Justin: What do you see as the most exciting emerging technologies at the moment?
Steve: The most exciting technologies around the corner I think are the cognitive systems, machines becoming less passive, they don’t just sit waiting for human imports but they actually respond to the environment, interact with it, engage with it and that requires some degree of understanding. I don’t want understanding to be interpreted in too anthropomorphic a way – their understanding may be quite prosaic, it might be at the level of an insect. But an insect has an adequate understanding of its environment for its purposes. That’s how I would expect to see computers developing increasingly in the future.
Justin: What do you think the IT industry as a whole should be doing to improve its image?

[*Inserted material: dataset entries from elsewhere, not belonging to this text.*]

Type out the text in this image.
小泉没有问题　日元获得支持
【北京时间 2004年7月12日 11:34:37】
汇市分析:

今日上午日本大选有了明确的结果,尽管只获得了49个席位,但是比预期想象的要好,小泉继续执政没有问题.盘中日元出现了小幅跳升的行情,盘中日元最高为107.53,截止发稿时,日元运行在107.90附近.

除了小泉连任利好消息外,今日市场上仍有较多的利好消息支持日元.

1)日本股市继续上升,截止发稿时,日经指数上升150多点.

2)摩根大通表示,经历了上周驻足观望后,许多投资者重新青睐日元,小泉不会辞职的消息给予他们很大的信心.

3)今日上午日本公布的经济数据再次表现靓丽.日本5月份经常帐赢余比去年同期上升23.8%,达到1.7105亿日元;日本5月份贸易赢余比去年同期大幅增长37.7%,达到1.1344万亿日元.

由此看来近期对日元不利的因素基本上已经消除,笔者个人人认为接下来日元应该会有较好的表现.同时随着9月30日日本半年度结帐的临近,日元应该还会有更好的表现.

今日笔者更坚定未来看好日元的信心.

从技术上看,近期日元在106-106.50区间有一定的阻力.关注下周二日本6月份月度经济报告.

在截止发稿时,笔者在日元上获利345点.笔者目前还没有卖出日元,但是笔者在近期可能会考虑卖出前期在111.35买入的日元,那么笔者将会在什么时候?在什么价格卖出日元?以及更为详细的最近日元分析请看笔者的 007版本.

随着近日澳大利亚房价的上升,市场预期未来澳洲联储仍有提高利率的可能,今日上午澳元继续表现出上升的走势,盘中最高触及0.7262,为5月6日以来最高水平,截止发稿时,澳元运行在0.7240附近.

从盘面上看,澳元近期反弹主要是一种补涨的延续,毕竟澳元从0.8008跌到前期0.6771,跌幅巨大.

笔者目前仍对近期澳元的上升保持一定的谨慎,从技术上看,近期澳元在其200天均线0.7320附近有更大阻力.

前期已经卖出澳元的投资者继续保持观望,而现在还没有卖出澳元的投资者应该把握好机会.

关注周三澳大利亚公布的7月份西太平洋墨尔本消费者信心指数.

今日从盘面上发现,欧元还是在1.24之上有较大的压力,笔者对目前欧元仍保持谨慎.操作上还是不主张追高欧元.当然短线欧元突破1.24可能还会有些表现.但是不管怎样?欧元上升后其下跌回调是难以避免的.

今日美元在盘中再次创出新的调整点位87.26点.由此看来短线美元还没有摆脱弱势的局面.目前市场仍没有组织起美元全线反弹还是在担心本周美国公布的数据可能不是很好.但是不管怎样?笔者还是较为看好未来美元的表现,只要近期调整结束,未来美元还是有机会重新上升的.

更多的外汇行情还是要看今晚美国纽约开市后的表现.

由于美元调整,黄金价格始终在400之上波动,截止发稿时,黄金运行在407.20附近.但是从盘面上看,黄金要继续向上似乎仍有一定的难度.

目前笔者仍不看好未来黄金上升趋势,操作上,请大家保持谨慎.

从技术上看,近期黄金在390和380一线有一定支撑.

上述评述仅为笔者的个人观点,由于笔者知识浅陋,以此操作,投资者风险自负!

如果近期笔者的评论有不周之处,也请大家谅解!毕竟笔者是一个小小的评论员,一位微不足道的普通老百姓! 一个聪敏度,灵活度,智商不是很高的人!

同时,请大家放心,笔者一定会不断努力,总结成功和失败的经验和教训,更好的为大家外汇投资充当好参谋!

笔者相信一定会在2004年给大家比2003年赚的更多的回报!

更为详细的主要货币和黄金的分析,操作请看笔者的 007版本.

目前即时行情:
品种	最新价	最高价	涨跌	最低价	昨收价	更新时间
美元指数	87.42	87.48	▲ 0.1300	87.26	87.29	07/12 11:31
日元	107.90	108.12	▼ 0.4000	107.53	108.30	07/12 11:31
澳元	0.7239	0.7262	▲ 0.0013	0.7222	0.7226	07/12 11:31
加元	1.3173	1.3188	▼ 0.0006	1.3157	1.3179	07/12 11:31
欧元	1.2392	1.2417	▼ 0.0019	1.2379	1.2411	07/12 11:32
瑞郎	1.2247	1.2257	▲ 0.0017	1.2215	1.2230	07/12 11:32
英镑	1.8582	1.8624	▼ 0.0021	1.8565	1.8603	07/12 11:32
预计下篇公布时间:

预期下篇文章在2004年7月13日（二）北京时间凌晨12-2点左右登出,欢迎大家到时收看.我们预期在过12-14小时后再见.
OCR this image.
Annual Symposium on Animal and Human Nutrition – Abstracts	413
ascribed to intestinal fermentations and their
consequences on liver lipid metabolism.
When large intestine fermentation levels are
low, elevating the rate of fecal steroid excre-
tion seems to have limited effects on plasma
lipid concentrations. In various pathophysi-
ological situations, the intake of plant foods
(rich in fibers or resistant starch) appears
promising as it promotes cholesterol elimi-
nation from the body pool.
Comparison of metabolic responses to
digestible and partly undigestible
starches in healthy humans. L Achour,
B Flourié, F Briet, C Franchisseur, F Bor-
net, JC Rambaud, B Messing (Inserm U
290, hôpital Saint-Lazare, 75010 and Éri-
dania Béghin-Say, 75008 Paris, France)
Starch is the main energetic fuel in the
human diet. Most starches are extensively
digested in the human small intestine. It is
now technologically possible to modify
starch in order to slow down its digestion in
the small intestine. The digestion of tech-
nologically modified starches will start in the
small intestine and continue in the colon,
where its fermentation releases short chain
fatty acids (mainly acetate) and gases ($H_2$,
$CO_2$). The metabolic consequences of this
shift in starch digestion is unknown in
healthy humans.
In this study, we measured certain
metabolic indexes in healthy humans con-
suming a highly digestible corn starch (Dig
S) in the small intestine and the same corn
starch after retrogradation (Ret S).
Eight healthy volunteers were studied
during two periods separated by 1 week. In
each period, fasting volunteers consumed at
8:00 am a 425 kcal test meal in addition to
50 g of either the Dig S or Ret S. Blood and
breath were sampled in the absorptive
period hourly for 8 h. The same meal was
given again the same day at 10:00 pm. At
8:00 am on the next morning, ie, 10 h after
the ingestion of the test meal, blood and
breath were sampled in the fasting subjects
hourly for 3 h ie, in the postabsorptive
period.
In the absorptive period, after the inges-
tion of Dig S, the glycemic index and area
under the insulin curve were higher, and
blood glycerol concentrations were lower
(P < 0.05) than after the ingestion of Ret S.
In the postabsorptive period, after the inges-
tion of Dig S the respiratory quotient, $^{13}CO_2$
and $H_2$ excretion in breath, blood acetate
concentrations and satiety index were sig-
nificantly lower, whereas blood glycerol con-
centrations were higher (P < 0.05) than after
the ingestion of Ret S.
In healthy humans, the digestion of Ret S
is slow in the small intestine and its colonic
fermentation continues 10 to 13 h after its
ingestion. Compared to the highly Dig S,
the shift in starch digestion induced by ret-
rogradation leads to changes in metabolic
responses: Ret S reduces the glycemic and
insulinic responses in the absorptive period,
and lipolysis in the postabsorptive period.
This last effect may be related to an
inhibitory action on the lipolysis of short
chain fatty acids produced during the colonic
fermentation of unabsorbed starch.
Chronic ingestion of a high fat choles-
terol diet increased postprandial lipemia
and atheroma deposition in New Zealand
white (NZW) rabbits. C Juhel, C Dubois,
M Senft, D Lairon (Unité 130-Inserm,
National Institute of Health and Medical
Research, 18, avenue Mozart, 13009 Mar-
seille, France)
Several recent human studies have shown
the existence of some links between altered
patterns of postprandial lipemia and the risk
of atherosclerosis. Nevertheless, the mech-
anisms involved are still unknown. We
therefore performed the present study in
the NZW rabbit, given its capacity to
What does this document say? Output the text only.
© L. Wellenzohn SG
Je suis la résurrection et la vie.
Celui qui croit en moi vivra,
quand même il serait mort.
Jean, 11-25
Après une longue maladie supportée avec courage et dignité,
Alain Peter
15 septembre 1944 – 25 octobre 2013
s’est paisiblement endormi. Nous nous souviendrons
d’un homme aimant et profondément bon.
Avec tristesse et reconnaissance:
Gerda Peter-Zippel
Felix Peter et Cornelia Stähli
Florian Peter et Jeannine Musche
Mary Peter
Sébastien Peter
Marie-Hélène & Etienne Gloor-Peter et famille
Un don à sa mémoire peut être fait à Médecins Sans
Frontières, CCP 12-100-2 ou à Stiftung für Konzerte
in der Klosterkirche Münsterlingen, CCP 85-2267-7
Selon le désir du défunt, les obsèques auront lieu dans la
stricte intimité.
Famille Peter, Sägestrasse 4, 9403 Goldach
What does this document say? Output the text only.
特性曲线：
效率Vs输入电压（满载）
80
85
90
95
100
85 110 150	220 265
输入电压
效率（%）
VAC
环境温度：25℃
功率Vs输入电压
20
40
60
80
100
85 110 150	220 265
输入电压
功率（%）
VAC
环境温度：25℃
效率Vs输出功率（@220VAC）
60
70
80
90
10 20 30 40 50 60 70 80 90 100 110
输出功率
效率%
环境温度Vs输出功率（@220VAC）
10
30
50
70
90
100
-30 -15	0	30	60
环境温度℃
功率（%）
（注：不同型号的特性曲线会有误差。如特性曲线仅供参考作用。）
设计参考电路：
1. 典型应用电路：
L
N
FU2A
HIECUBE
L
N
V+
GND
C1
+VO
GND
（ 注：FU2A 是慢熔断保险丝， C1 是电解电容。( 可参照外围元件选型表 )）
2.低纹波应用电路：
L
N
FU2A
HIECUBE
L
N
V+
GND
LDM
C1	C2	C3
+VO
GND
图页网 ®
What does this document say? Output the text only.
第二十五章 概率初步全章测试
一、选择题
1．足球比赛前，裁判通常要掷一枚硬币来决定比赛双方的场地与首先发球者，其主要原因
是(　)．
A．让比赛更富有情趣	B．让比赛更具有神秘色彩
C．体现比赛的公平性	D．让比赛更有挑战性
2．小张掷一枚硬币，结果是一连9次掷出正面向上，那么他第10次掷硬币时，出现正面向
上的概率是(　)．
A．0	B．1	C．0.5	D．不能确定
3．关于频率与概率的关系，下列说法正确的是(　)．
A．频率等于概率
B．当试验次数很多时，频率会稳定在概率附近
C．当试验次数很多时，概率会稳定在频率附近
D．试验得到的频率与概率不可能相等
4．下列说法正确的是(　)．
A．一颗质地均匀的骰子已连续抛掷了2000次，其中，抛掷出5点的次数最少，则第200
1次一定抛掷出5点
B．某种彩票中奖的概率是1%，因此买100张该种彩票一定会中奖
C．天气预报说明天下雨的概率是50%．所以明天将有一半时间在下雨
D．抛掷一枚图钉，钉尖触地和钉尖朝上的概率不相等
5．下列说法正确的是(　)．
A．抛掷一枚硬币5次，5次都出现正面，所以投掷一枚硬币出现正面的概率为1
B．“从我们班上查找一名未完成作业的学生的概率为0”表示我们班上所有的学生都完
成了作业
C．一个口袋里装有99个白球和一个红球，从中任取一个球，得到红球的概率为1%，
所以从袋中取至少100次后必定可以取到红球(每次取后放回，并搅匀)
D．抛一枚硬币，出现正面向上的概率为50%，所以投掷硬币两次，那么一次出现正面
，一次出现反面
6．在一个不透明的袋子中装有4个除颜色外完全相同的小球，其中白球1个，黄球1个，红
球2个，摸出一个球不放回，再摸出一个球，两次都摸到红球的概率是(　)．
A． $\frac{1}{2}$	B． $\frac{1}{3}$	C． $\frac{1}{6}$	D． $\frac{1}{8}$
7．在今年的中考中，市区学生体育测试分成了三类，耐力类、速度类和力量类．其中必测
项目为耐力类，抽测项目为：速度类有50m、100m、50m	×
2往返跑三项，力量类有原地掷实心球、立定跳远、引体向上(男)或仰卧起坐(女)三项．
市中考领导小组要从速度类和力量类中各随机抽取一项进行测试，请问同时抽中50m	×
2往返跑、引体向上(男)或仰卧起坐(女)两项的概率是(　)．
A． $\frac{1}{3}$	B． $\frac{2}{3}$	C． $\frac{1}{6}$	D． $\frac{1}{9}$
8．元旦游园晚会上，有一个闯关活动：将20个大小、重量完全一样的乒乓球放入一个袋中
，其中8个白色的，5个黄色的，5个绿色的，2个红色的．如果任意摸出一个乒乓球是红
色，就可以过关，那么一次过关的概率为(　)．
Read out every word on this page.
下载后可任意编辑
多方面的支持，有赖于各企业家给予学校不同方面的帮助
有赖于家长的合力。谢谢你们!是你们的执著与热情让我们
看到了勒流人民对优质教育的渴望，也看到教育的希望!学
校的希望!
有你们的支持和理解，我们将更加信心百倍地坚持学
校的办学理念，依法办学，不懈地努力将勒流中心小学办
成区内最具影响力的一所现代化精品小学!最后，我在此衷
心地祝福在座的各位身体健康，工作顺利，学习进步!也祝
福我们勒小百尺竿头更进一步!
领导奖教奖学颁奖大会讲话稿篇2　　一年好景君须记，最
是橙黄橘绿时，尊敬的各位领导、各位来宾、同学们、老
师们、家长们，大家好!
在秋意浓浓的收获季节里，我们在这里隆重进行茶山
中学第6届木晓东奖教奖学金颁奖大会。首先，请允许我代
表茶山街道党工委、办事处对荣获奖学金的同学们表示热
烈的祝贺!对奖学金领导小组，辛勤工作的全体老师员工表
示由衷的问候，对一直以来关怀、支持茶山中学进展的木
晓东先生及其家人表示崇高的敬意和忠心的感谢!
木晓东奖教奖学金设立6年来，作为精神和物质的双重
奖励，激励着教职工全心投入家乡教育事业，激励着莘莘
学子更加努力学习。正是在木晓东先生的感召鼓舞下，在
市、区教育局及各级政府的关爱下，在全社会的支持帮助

Steve: I think the image of the industry is particularly important in the way it comes over in schools and in the choices that pupils make about their future careers. We certainly had a problem recently with the kind of exposure to IT that’s happened in a lot of schools being de-motivating, it has discouraged pupils from computing. I think the changes that are needed to remedy that are now in place and it will take a little while for them to filter through, but of course BCS has played a very active role in seeing those changes through, so hopefully computing will have a better image where it matters most, which is in schools.
Justin: Why do you think that we aren’t seeing so many women going into IT?
Steve: If I knew why women did not find IT so attractive, then I’d do something about it. It’s a major problem that for some reason culturally we think IT and computers are a male preserve and of course if we talk numbers then they are predominately male. It’s a problem that we’ve been worrying about all the time I’ve been in the university and many things have been tried and nothing has really made much difference, so it concerns me hugely but I don’t know what to do about it. I don’t think there is any shortage of female role models, there are plenty of very high-powered women in the computing business. I really don’t understand why the subject is not attractive to girls at school, which is where the problem starts. I welcome any suggestions as to what we can do to remedy this.
Justin: Talking of role models, did you have any of your own?
Steve: My role models were probably not in computing, as I said I came through the mathematics and aerodynamics route at university and was really drawn into computing by what I saw as the new wave of computing based on the microprocessor, which in the late 1970s was a very new approach to building machines. So who do I hold up as a role model? Well, one of the lecturers at the university was John Conway who was always a very inspiring mathematician and it was great fun to listen to his lectures.
Justin: Looking back at your career so far is there anything you would have done differently if you had your time again?
Steve: I don’t think so, there are no decisions in my career path that I particularly regret and I think the advice I give to people is roughly the advice I follow myself, which is to make decisions that keep the maximum number of doors open. So look for opportunities, but when there’s nothing obvious staring you in the face then think about what subject creates the most possibilities in the area you’re interested in. Maximise the number of doors.